Growing up, I don’t ever recall eating leeks and really didn’t know what to do with them until relatively recently. They’re part of the onion family and have a more mild flavor.

They’re also really low calorie, which balances out the potatoes in this recipe, and they’re high in antioxidants, Vitamin K and flavonoids.

This recipe is super healthy and tastes amazing if you like rich, creamy soups. The best part is that it doesn’t have any cream or butter in it.

I find soups to be a bit like stir fries in that you can play with them somewhat, depending on the ingredients you have in the fridge. This particular recipe came out really well, though I do believe that the homemade stock is a big part of the amazing flavor.

If you’ve never made your own stock or think of it as something difficult, please check out these two recipes (free vegetable stock, homemade chicken stock).

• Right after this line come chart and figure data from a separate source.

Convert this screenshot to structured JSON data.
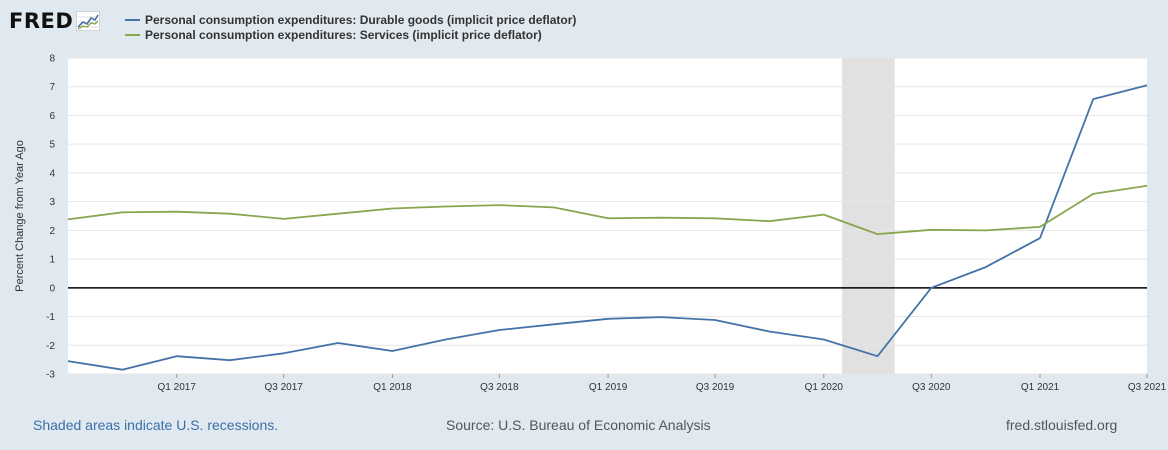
{
  "header": {
    "logo_text": "FRED",
    "logo_icon": "line-graph-icon"
  },
  "chart_data": {
    "type": "line",
    "ylabel": "Percent Change from Year Ago",
    "ylim": [
      -3,
      8
    ],
    "yticks": [
      8,
      7,
      6,
      5,
      4,
      3,
      2,
      1,
      0,
      -1,
      -2,
      -3
    ],
    "grid": true,
    "legend_placement": "top-left",
    "x": [
      "2016-07-01",
      "2016-10-01",
      "2017-01-01",
      "2017-04-01",
      "2017-07-01",
      "2017-10-01",
      "2018-01-01",
      "2018-04-01",
      "2018-07-01",
      "2018-10-01",
      "2019-01-01",
      "2019-04-01",
      "2019-07-01",
      "2019-10-01",
      "2020-01-01",
      "2020-04-01",
      "2020-07-01",
      "2020-10-01",
      "2021-01-01",
      "2021-04-01",
      "2021-07-01"
    ],
    "xticks": [
      {
        "label": "Q1 2017",
        "date": "2017-01-01"
      },
      {
        "label": "Q3 2017",
        "date": "2017-07-01"
      },
      {
        "label": "Q1 2018",
        "date": "2018-01-01"
      },
      {
        "label": "Q3 2018",
        "date": "2018-07-01"
      },
      {
        "label": "Q1 2019",
        "date": "2019-01-01"
      },
      {
        "label": "Q3 2019",
        "date": "2019-07-01"
      },
      {
        "label": "Q1 2020",
        "date": "2020-01-01"
      },
      {
        "label": "Q3 2020",
        "date": "2020-07-01"
      },
      {
        "label": "Q1 2021",
        "date": "2021-01-01"
      },
      {
        "label": "Q3 2021",
        "date": "2021-07-01"
      }
    ],
    "recession": {
      "start": "2020-02-01",
      "end": "2020-04-30"
    },
    "series": [
      {
        "name": "Personal consumption expenditures: Durable goods (implicit price deflator)",
        "color": "#4572a7",
        "values": [
          -2.55,
          -2.85,
          -2.38,
          -2.52,
          -2.28,
          -1.92,
          -2.2,
          -1.8,
          -1.47,
          -1.27,
          -1.08,
          -1.02,
          -1.12,
          -1.52,
          -1.8,
          -2.38,
          0.0,
          0.72,
          1.73,
          6.57,
          7.05
        ]
      },
      {
        "name": "Personal consumption expenditures: Services (implicit price deflator)",
        "color": "#89a54e",
        "values": [
          2.38,
          2.63,
          2.65,
          2.58,
          2.4,
          2.58,
          2.76,
          2.83,
          2.88,
          2.8,
          2.42,
          2.44,
          2.42,
          2.32,
          2.55,
          1.87,
          2.02,
          2.0,
          2.12,
          3.27,
          3.55
        ]
      }
    ]
  },
  "footer": {
    "recession_note": "Shaded areas indicate U.S. recessions.",
    "source": "Source: U.S. Bureau of Economic Analysis",
    "site": "fred.stlouisfed.org"
  }
}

These stocks are much easier (and less expensive) than you might think and taste so much better than anything in the supermarket.

Ingredients: (4 servings)

1 TBSP olive oil
3 medium leeks, sliced and rinsed (only the white part, the green part can go into your next vegetable stock)
4 cloves of garlic, chopped
1 stalk of celery, chopped (or approximately 1/4 cup of celeriac, peeled and chopped, we get a lot of this in our farm share and it substitutes well anywhere you use celery)
1 large carrot, skin on, sliced into thin rounds
4 medium potatoes, washed with skin left on and diced into approximately 1” pieces (about 4 cups of potato)
4 cups of chicken or vegetable stock
salt and pepper to taste

Directions:

  1. Set the instant pot to saute and add the olive oil, leeks, garlic and celery.

  2. Saute for 2 - 3 minutes or until the vegetables start to soften. If the instant pot starts to get to hot (your vegetables are sticking to the bottom of the pot or are at risk of buring) cancel the saute setting and cover the pot for a couple more minutes to allow the veg to soften further without burning.

  3. Add the carrot, potato and chicken stock and stir all ingredients well.

  4. Cover the pot and set to pressure cook high for 10 minutes. Make sure the pressure knob is in the closed position.

  5. When the pot timer goes off, cover the pressure release knob with a dish towel and release the pressure by turning the knob.

  6. Carefully transfer the hot soup into a blender and blend for approximately 10 seconds or to desired consistency.

That’s it. Enjoy on its own or with a big green salad.

Either way you have a healthy, delicious, low calorie, gluten-free, dairy-free, sugar-free meal.

Stove Top Directions:

Follow the same directions above but saute the vegetables over medium low heat until soft. Add the rest of the ingredients and bring the soup to a boil, then lower heat to medium (gentle boil) for 20 minutes or until the potatoes, carrots and celery are soft. Transfer to the blender as above and enjoy.